♫ ♫ ♫ ♫ ♫ ♫ ♫ ♫ ♫ ♫ ♫ ♫ ♫ ♫ ♫ ♫ ♫ ♫ ♫ ♫ ♫ ♫ ♫ Tidings of Joy
Dear Family & Friends,
First, in the year 2000 it became glaringly apparent that John has no rivals in the real estate business, selling houses right and left with such swiftness, such deft and cunning that his peers were left breathless, clients thrilled, and bank account neatly padded. Modest man that he is, he chalks everything up to luck and Alan Greenspan. I know better, and now, so do you. It’s brilliance. Of course, he had some help. Imagine having a devoted, even doting, Wife capable of preparing gourmet meals in a heartbeat (think crepes and soufflés), ironing shirts to the precise crispness required by a real estate mogul, shining shoes until they glisten, and cheerfully attending to his every whim and demand. Yes, just imagine that. Through it all, John managed to attend to his parenting duties with equal zeal and ardor. Does a man get any better?

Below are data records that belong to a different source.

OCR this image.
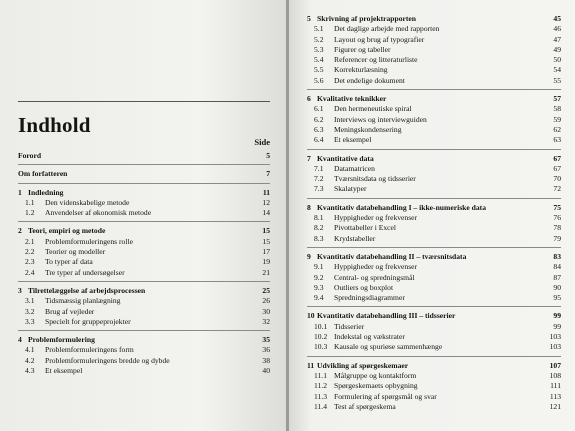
Indhold
Side
Forord	5
Om forfatteren	7
1 Indledning	11
1.1	Den videnskabelige metode	12
1.2	Anvendelser af økonomisk metode	14
2 Teori, empiri og metode	15
2.1	Problemformuleringens rolle	15
2.2	Teorier og modeller	17
2.3	To typer af data	19
2.4	Tre typer af undersøgelser	21
3 Tilrettelæggelse af arbejdsprocessen	25
3.1	Tidsmæssig planlægning	26
3.2	Brug af vejleder	30
3.3	Specielt for gruppeprojekter	32
4 Problemformulering	35
4.1	Problemformuleringens form	36
4.2	Problemformuleringens bredde og dybde	38
4.3	Et eksempel	40
5 Skrivning af projektrapporten	45
5.1	Det daglige arbejde med rapporten	46
5.2	Layout og brug af typografier	47
5.3	Figurer og tabeller	49
5.4	Referencer og litteraturliste	50
5.5	Korrekturlæsning	54
5.6	Det endelige dokument	55
6 Kvalitative teknikker	57
6.1	Den hermeneutiske spiral	58
6.2	Interviews og interviewguiden	59
6.3	Meningskondensering	62
6.4	Et eksempel	63
7 Kvantitative data	67
7.1	Datamatricen	67
7.2	Tværsnitsdata og tidsserier	70
7.3	Skalatyper	72
8 Kvantitativ databehandling I – ikke-numeriske data	75
8.1	Hyppigheder og frekvenser	76
8.2	Pivottabeller i Excel	78
8.3	Krydstabeller	79
9 Kvantitativ databehandling II – tværsnitsdata	83
9.1	Hyppigheder og frekvenser	84
9.2	Central- og spredningsmål	87
9.3	Outliers og boxplot	90
9.4	Spredningsdiagrammer	95
10 Kvantitativ databehandling III – tidsserier	99
10.1 Tidsserier	99
10.2 Indekstal og vækstrater	103
10.3 Kausale og spuriøse sammenhænge	103
11 Udvikling af spørgeskemaer	107
11.1 Målgruppe og kontaktform	108
11.2 Spørgeskemaets opbygning	111
11.3 Formulering af spørgsmål og svar	113
11.4 Test af spørgeskema	121
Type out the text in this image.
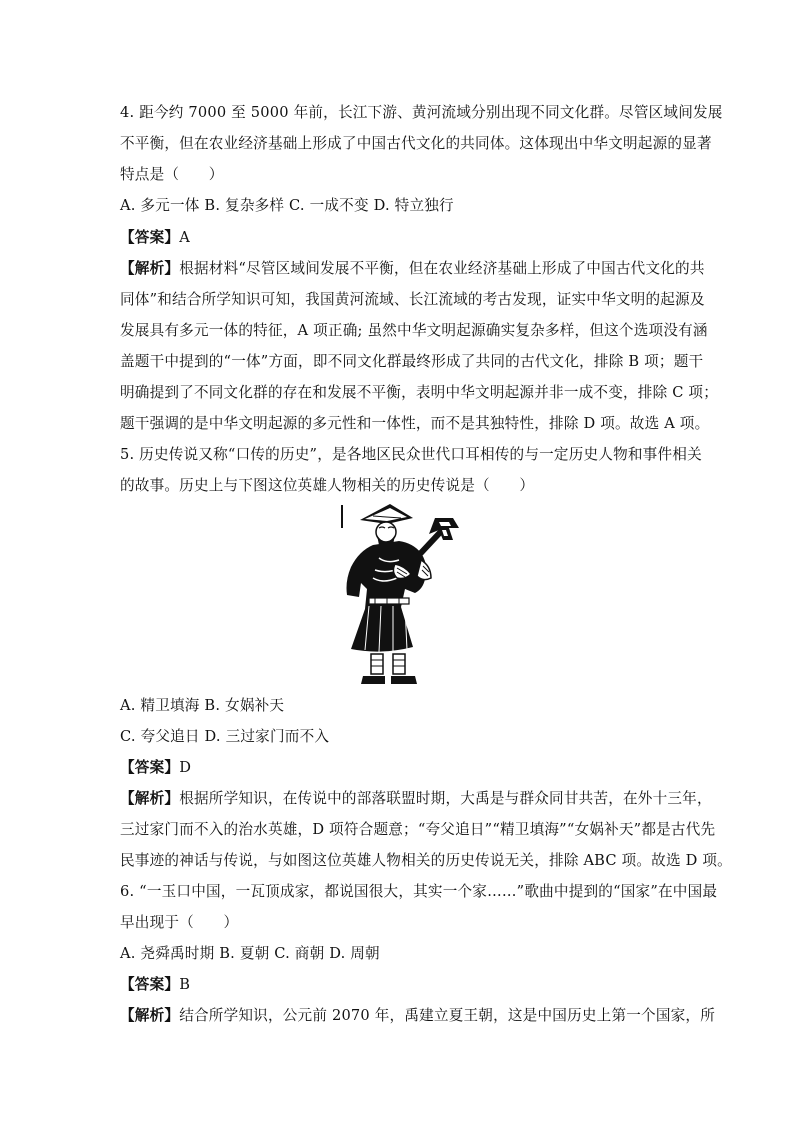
4. 距今约 7000 至 5000 年前，长江下游、黄河流域分别出现不同文化群。尽管区域间发展
不平衡，但在农业经济基础上形成了中国古代文化的共同体。这体现出中华文明起源的显著
特点是（　　）
A. 多元一体 B. 复杂多样 C. 一成不变 D. 特立独行
【答案】A
【解析】根据材料“尽管区域间发展不平衡，但在农业经济基础上形成了中国古代文化的共
同体”和结合所学知识可知，我国黄河流域、长江流域的考古发现，证实中华文明的起源及
发展具有多元一体的特征，A 项正确; 虽然中华文明起源确实复杂多样，但这个选项没有涵
盖题干中提到的“一体”方面，即不同文化群最终形成了共同的古代文化，排除 B 项；题干
明确提到了不同文化群的存在和发展不平衡，表明中华文明起源并非一成不变，排除 C 项；
题干强调的是中华文明起源的多元性和一体性，而不是其独特性，排除 D 项。故选 A 项。
5. 历史传说又称“口传的历史”，是各地区民众世代口耳相传的与一定历史人物和事件相关
的故事。历史上与下图这位英雄人物相关的历史传说是（　　）
A. 精卫填海 B. 女娲补天
C. 夸父追日 D. 三过家门而不入
【答案】D
【解析】根据所学知识，在传说中的部落联盟时期，大禹是与群众同甘共苦，在外十三年，
三过家门而不入的治水英雄，D 项符合题意；“夸父追日”“精卫填海”“女娲补天”都是古代先
民事迹的神话与传说，与如图这位英雄人物相关的历史传说无关，排除 ABC 项。故选 D 项。
6. “一玉口中国，一瓦顶成家，都说国很大，其实一个家……”歌曲中提到的“国家”在中国最
早出现于（　　）
A. 尧舜禹时期 B. 夏朝 C. 商朝 D. 周朝
【答案】B
【解析】结合所学知识，公元前 2070 年，禹建立夏王朝，这是中国历史上第一个国家，所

John’s household and parenting duties reached a new peak this year, meaning he tucked in the children and did the dishes while yours truly finally plowed through that dissertation to earn a doctorate in English Literature and Feminist Studies. Some misguided souls, prone to dreary realism, may have thought my doctorate a lost cause after nearly a decade in graduate school. It may come as a happy shock to discover that I was incubating! Yes, incubating what certainly may be one of the densest theoretical treatises known to academia; a document that will undoubtedly propel me to the forefront of that fast-paced, dynamic, and slightly dangerous field of English Literature. Watch your covers of Time and Newsweek. Undoubtedly, once literary theory takes it’s rightful place in the universe, I’ll assume mine on those covers. While I wait for the world to right itself, I continue my position as an adjunct faculty member at -- University.